Gara-Gara Lapor SPT Tak Lengkap, Wajib Pajak Ini Terancam Pidana 6 Tahun
Karena melaporkan SPT tidak benar, wajib pajak ini dianggap merugikan negara Rp1 miliar.
Modus yang dilakukan adalah menyampaikan Surat Pemberitahuan (SPT) yang isinya tidak benar atau tidak lengkap. SBR juga diduga tidak menyetorkan pajak yang telah dipungut.
Gara-Gara Lapor SPT Tak Lengkap, Wajib Pajak Ini Terancam Pidana 6 Tahun
Kantor Wilayah Direktorat Jenderal Pajak (Kanwil DJP) Jawa Barat III menyerahkan tersangka berinisial SBR beserta barang bukti dalam kasus tindak pidana perpajakan kepada Kejaksaan Tinggi Jawa Barat melalui Kejaksaan Negeri Kota Bekasi.
Kepala Kanwil DJP Jabar III, Romadhaniah menjelaskan, pada 22 April 2024 Kanwil DJP Jawa Barat III bersama Koordinator Pengawas Penyidik Pegawai Negeri Sipil (Korwas PPNS) Kepolisian Daerah Metro Jaya (Polda Metro Jaya) berhasil membekuk SBR di wilayah Pondok Kelapa Jakarta Timur.
Modus yang dilakukan adalah menyampaikan Surat Pemberitahuan (SPT) yang isinya tidak benar atau tidak lengkap. SBR juga diduga tidak menyetorkan pajak yang telah dipungut.
Akibat perbuatannya selama Januari sampai dengan Desember 2016, negara mengalami kerugian sebesar Rp1.063.041.261,-.
Tindak pidana yang dilakukan para tersangka melanggar ketentuan Pasal 39 ayat (1) huruf ddan huruf i Undang-Undang Nomor 6 Tahun 1983 tentang Ketentuan Umum dan Tata Cara Perpajakan (UU KUP) sebagaimana telah beberapa kali diubah terakhir dengan Undang-Undang Nomor 7 Tahun 2021 tentang Harmonisasi Peraturan Perpajakan juncto Pasal 64 ayat (1) KUHP.

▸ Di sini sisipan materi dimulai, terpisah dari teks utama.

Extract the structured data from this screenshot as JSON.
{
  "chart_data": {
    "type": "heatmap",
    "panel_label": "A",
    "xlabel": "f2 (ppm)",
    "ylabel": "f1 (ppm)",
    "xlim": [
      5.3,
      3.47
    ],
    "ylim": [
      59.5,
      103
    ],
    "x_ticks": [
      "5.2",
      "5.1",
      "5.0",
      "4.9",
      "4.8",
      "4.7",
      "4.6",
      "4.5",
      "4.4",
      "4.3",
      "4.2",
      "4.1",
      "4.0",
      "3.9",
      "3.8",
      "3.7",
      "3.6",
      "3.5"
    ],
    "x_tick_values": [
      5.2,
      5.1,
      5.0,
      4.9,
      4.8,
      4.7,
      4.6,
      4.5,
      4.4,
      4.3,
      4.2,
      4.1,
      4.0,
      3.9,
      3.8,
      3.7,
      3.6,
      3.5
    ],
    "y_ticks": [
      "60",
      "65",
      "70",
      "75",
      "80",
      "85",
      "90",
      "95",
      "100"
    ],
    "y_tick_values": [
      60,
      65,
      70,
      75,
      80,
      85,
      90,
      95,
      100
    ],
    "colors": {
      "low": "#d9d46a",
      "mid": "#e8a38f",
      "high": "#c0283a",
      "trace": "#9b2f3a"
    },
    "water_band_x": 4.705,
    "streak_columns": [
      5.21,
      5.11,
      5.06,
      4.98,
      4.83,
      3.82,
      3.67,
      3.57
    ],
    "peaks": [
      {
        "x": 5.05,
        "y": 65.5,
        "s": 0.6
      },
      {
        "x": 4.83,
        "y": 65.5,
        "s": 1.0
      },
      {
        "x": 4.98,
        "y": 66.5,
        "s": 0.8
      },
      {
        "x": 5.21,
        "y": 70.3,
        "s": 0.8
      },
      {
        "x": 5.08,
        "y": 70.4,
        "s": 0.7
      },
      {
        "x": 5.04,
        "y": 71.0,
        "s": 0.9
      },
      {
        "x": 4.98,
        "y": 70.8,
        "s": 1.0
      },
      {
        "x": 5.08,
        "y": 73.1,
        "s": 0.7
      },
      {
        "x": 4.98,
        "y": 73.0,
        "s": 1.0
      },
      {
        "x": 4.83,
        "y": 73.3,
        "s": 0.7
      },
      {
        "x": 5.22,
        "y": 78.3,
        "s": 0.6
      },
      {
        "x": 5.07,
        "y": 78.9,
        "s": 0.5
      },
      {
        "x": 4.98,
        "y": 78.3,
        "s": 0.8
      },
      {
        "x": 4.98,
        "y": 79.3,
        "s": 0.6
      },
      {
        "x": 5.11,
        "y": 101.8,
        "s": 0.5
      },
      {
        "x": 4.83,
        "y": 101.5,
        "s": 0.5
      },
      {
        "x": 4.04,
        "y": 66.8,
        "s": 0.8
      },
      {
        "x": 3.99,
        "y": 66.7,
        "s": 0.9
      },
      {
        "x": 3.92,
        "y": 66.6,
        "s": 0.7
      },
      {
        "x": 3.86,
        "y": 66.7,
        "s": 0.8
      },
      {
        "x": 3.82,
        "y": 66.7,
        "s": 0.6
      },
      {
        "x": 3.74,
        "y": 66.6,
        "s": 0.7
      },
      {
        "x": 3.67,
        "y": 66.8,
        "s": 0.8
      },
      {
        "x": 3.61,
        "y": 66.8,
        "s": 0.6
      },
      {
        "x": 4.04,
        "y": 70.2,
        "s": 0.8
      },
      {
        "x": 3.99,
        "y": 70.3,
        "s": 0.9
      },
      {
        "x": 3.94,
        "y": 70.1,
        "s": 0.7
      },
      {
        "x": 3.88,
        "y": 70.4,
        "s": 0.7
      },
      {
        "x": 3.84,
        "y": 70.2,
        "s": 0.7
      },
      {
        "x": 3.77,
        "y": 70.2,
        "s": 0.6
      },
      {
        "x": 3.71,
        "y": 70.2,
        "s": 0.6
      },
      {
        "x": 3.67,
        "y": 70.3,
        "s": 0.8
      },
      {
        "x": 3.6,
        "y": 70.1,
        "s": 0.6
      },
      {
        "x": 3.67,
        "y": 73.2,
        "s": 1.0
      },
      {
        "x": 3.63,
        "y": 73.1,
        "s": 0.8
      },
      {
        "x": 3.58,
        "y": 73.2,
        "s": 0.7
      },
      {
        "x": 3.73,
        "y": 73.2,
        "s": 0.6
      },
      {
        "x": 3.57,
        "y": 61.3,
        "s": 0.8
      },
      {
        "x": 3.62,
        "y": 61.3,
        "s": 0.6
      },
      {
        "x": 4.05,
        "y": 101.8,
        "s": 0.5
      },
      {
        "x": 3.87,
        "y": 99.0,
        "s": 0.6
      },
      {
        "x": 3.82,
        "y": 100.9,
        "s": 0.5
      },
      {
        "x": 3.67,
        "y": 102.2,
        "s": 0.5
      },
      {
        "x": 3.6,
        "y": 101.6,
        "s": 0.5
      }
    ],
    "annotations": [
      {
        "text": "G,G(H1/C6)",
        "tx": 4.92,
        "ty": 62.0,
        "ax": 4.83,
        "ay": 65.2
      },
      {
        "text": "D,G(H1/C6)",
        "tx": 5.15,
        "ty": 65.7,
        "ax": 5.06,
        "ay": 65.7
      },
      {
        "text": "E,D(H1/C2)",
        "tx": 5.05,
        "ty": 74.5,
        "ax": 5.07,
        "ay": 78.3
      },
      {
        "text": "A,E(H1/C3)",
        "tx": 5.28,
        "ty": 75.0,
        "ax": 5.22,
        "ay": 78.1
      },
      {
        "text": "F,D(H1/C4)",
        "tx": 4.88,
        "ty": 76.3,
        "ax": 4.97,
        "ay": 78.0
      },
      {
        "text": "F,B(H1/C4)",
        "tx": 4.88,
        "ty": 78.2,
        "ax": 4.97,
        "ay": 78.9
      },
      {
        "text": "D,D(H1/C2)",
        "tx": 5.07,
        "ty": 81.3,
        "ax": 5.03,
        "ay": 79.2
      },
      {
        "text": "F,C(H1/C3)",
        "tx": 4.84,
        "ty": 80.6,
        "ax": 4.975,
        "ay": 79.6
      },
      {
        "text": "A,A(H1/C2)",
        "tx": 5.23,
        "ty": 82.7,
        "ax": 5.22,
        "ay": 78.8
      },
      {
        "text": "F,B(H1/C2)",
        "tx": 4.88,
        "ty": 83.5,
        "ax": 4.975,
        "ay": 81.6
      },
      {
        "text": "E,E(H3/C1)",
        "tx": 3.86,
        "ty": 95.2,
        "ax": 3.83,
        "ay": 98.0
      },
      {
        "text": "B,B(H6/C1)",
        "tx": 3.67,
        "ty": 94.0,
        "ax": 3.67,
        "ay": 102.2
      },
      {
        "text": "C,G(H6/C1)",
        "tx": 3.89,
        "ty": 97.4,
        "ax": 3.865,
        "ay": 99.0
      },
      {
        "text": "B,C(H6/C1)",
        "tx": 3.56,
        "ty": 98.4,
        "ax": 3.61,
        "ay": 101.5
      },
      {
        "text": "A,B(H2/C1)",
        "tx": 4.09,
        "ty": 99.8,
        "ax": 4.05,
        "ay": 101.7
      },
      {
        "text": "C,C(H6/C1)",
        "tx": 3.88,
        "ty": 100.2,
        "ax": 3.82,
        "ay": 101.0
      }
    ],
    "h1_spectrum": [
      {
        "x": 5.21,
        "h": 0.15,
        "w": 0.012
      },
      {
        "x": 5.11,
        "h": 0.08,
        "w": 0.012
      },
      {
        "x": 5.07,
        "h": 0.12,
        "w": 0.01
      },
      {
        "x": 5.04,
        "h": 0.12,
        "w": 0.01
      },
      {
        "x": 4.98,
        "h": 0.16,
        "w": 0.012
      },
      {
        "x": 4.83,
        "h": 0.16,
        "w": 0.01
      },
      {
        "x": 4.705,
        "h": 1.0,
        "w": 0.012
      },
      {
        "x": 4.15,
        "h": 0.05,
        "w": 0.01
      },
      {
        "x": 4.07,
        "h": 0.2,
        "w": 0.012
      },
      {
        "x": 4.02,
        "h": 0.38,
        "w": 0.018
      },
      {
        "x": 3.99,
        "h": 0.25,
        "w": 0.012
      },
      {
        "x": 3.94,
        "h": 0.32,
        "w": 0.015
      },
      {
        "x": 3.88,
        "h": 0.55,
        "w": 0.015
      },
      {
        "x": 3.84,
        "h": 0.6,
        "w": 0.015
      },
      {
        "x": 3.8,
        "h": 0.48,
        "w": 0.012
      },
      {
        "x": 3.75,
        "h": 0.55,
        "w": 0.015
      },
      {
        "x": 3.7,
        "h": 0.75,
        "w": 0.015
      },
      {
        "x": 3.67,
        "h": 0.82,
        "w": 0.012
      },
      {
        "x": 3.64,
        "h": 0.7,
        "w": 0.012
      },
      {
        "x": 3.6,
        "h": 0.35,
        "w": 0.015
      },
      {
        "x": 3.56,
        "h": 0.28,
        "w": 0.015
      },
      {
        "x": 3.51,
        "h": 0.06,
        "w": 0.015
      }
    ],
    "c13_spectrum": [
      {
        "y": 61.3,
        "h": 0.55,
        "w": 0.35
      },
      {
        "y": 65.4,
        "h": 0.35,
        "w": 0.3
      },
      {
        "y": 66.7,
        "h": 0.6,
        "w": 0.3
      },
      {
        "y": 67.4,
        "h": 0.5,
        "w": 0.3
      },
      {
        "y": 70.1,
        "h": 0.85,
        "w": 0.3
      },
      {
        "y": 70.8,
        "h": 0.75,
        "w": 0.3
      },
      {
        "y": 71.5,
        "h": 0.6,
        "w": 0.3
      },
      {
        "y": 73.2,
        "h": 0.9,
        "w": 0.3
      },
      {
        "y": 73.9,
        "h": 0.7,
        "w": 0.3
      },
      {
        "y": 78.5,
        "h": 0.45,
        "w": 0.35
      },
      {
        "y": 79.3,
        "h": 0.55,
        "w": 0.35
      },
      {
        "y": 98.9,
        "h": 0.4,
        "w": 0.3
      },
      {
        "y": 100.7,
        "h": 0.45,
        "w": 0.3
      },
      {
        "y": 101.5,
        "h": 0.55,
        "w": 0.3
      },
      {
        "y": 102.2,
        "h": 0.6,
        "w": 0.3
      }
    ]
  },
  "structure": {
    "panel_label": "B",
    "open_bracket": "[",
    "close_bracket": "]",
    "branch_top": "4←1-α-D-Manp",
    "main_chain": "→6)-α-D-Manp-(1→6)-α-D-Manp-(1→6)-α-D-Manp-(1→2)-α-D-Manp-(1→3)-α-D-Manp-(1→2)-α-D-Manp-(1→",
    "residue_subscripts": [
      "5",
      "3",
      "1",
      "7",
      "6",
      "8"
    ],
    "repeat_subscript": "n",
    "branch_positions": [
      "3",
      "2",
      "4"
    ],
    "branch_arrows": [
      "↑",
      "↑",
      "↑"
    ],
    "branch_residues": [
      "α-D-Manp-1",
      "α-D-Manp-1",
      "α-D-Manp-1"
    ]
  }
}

SBR terancam pidana penjara paling singkat 6 bulan dan paling lama 6 tahun.
Kemudian denda paling sedikit 2 kali jumlah pajak terutang yang tidak atau kurang dibayar dan paling banyak 4 kali jumlah pajak terutang yang tidak atau kurang dibayar.
Romadhaniah menyampaikan, keberhasilan dalam menangani tindak pidana perpajakan merupakan wujud koordinasi yang baik dengan aparat penegak hukum lain seperti Kepolisian Daerah Metro Jaya dan Kejaksaan Tinggi Jawa Barat.
“Upaya penegakan hukum ini dilaksanakan dalam rangka menimbulkan efek jera kepada wajib pajak dan meningkatkan kepatuhan wajib pajak dalam rangka memenuhi kewajiban perpajakannya,” kata Romadhaniah, Senin (20/5).
Adapun dalam proses penyidikan, SBR telah diberi kesempatan mengajukan permohonan penghentian penyidikan sesuai Pasal 44B UU KUP.
Penghentian penyidikan akan dilakukan setelah SBR melunasi kerugian pada pendapatan negara beserta sanksi administratif, yaitu berupa denda sebesar tiga kali jumlah kerugian pada pendapatan negara, dengan jumlah total sebesar Rp4.252.165.044,-.
Namun sampai dengan kegiatan penyerahan tersangka dan barang bukti ini, SBR tidak memanfaatkannya.
"Kegiatan penyerahan tersangka SBR menunjukkan bahwa kegiatan penegakan hukum pidana merupakan upaya terakhir (ultimum remedium) dalam upaya pembinaan terhadap Wajib Pajak untuk memenuhi kewajibannya," ujarnya.
"Pada prinsipnya salah satu tujuan utama penegakan hukum pajak adalah untuk menghimpun penerimaan negara melalui pajak untuk digunakan dalam membiayai pembangunan Indonesia," pungkas Romadhaniah.